Uncle Ben’s Minute Rice surprisingly takes 10 minutes to make(read the box). Ramon Noodles takes 5 minutes to “cook”. Elway’s “Drive” took less than 10 minutes. Montana to Clark took a few seconds. While many of the greatest moments in football take several seconds to a couple of minutes to occur they pale in comparison to the length of baseball’s. The American public didn’t have to wait several seconds for Hanks Aaron’s 715th home-run to fly over the wall at Atlanta’s Fulton-County Stadium. Sports fans had to wait the 20 years and 6 days of Aaron’s career before that fateful day to see it happen. In another instance it took Hall of Famer Rickey Henderson 12 years and 23 days to break Lou Brock’s all time stolen bases record in 1991. Not exactly Montana to Clark.

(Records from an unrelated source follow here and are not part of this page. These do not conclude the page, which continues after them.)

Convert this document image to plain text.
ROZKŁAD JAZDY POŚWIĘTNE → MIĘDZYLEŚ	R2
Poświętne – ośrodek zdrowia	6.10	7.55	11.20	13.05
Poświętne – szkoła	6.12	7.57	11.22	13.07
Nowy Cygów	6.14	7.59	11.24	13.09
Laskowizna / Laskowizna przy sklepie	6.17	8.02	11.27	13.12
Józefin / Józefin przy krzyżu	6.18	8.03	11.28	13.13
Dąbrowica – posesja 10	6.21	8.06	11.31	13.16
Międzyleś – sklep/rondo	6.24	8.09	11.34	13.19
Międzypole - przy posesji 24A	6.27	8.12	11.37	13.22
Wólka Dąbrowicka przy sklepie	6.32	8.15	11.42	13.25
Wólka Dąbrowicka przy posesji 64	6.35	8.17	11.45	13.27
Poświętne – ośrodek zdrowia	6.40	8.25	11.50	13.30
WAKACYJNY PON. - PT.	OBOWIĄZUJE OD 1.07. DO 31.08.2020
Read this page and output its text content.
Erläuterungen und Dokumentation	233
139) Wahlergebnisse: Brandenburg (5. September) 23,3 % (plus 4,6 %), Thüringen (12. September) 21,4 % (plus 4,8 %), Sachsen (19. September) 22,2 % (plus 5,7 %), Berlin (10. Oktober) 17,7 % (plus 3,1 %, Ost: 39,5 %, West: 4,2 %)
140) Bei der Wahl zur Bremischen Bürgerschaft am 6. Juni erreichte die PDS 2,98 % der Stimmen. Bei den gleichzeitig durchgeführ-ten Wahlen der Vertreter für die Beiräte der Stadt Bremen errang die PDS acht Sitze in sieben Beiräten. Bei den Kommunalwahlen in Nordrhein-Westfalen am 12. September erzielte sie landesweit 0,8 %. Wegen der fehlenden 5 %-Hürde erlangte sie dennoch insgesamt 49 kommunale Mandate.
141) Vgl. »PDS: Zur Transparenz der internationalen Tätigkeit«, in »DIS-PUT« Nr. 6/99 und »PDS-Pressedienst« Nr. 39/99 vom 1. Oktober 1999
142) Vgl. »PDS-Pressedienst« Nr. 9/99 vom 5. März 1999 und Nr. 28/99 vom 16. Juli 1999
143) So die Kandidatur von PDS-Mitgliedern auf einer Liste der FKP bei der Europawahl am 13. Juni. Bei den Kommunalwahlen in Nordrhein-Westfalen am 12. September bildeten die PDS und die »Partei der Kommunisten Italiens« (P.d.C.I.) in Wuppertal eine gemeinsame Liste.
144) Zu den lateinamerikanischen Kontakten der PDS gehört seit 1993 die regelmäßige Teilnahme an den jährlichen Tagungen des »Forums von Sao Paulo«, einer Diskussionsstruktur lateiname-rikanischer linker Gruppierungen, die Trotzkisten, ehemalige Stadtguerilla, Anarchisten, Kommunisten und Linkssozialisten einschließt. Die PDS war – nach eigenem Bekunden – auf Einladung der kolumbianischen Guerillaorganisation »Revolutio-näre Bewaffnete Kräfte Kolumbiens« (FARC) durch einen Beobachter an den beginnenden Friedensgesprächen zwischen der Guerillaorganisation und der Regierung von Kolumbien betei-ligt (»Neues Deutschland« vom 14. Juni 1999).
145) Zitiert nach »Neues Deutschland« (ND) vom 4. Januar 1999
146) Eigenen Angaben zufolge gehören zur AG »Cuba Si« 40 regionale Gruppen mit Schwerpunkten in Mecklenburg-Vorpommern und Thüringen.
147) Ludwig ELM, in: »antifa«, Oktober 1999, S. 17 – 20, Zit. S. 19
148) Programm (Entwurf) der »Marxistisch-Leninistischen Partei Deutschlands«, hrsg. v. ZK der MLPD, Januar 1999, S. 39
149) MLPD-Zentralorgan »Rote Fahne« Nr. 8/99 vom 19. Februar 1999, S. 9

The revenue and ratings keep going up for the NFL. Baseball may have some catching up to do but, only in those categories. While the NFL celebrated their birth in 1920, Major League Baseball was already 45 years old. The legend and lore which surrounds America’s past time dwarfs the NFL’s. The NFL is a modern day Roman Coliseum for America with all the violence and trimmings without WWE’s daytime soap drama to go along with it. Major League Baseball has been and will remain America’s continually Shakespearean nod to sport. While the gladiator image is placed upon the modern day football player who is looking to reach new conquests and touch the limit of our psyche with bone jarring hits, the baseball player stands in stark contrast. Long past is the days where one could look West and see the lean, hardened, weathered cowboy striking out to new frontiers. One can imagine a man looking towards a sun baked land hoping to see redemption and a new start in a unfamiliar place. That idealistic image of the quintessential frontiersman hardened by the battles of life has now been replaced in many aspects by the silhouette of a pitcher. He is already aged beyond his years by the baseball diamond which engulfs him. He stand in the loneliness of mound and a monumental task that stands before him 60 feet away. It’s a hearkening call back to days of dueling pistols and chivalry that went to the way side with the advent of steam engines. Beneath the visible current of fans, media, and the many distractions there is more than a pitcher or batter that stands before us. What undercurrent that runs beneath the visible is an aged old one. A man who stands before all the world to see fighting his demons, his past, his age, and his time seeking redemption or looking to prove his own worth. The reason we remember names like Kirk Gibson, Hank Aaron, Aaron Boone, and Bobby Thomson is the same reason why baseball will always be a giant in the American psyche.
While the St. Louis Cardinals and Tampa Bay Devil Rays celebrated their improbably redemption we were reminded about what makes this game so great. Somewhere in one of the losing dugouts is a man who’s personal loss and battle is yet to be finished. That player’s eventual triumph and resurrection would be what William Shakespeare would write about. Luckily for us, we will be able to see it played out on one of America’s holiest places, the baseball diamond. When that fateful day comes, it will be something that will fall into legend and lore, that no other sport will be able to come close to.